Today we say farewell to the Feast of Pascha until next year: we stop greeting one another with “Christ is risen”, we stop singing the Paschal Troparion “Christ is risen from the dead, trampling down death by death…”, we celebrate Christ’s Ascension and look forward to Pentecost.

Some people wonder why we say “Christ is risen” for forty days after Pascha. Is it not overkill? Too much of a good thing? Yet there is no more important proclamation we can make to the world, for this is the heart of our Christian Faith. The eternal Son of God becoming man, tasting of death for us and conquering it, changes everything for man. Death is not the final word spoken by the universe to man. Through Christ’s resurrection, eternal life is imparted to every man: all will be raised from the grave, souls and bodies reunited, to stand before Christ’s dread judgment seat to be judged for how we have used the gift of life in this world, for the revelation of what the sum of our choices in this life has made us.

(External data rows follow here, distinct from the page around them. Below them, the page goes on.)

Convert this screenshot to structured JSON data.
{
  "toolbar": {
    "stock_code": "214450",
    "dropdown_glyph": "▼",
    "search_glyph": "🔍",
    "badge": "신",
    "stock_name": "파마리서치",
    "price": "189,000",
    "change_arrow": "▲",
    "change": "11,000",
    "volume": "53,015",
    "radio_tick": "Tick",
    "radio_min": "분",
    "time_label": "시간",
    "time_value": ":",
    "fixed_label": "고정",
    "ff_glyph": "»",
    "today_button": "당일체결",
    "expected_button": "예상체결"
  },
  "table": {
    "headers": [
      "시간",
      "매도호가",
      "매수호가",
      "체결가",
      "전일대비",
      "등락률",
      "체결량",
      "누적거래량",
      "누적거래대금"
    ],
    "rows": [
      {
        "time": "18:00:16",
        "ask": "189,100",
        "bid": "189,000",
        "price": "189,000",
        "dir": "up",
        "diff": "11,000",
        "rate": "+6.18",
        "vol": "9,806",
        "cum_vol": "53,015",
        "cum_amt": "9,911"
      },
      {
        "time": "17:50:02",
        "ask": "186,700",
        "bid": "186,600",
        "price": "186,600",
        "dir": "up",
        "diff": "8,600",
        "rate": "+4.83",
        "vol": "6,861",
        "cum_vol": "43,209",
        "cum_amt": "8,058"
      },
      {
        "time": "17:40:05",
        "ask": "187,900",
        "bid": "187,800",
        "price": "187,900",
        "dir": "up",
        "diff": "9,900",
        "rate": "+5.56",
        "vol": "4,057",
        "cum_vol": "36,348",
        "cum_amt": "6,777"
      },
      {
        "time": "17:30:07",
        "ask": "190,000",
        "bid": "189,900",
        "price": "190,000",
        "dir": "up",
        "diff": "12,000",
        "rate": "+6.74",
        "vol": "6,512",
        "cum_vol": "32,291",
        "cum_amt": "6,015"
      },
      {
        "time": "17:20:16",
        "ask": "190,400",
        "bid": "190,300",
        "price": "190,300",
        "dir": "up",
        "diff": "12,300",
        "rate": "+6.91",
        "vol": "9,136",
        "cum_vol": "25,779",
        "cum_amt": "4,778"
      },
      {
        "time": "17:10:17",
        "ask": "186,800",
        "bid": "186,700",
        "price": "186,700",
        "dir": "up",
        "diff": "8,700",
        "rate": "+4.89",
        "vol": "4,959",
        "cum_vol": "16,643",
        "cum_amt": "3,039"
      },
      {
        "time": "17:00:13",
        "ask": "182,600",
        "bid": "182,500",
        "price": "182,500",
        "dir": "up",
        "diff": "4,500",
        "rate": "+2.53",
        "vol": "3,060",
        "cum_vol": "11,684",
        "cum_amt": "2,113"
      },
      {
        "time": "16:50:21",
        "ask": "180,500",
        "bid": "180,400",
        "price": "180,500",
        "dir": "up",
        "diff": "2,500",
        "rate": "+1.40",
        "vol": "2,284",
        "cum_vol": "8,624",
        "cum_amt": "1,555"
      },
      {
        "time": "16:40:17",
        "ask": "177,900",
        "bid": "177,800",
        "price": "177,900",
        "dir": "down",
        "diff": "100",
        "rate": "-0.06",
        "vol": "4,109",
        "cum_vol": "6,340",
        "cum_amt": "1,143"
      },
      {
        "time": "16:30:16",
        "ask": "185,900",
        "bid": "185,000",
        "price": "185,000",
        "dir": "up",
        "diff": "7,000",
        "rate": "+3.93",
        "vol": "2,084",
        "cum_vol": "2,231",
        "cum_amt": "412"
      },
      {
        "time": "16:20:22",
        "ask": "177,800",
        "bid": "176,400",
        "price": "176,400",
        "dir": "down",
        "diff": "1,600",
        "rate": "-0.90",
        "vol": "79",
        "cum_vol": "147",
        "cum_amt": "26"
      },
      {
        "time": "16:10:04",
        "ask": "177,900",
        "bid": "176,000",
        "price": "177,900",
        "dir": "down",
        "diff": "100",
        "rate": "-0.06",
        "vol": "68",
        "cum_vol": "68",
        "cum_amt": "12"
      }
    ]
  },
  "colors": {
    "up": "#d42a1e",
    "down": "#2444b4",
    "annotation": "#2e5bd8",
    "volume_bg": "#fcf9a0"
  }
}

The greeting “Christ is risen” proclaims the falsity of the philosophy “eat, drink, and be merry, for tomorrow we die.” In our world, this proclamation is needed all year, not just for forty days, for the world largely lives by this false philosophy of life. Too often, we who call ourselves by the name of Christ, despite our professed beliefs, live according to this philosophy as well, treating life in this world as an end in itself rather than seeing it as preparation for eternity.

Though today marks the end of the paschal greeting until next Pascha, we must continue to live according to the Truth it proclaims.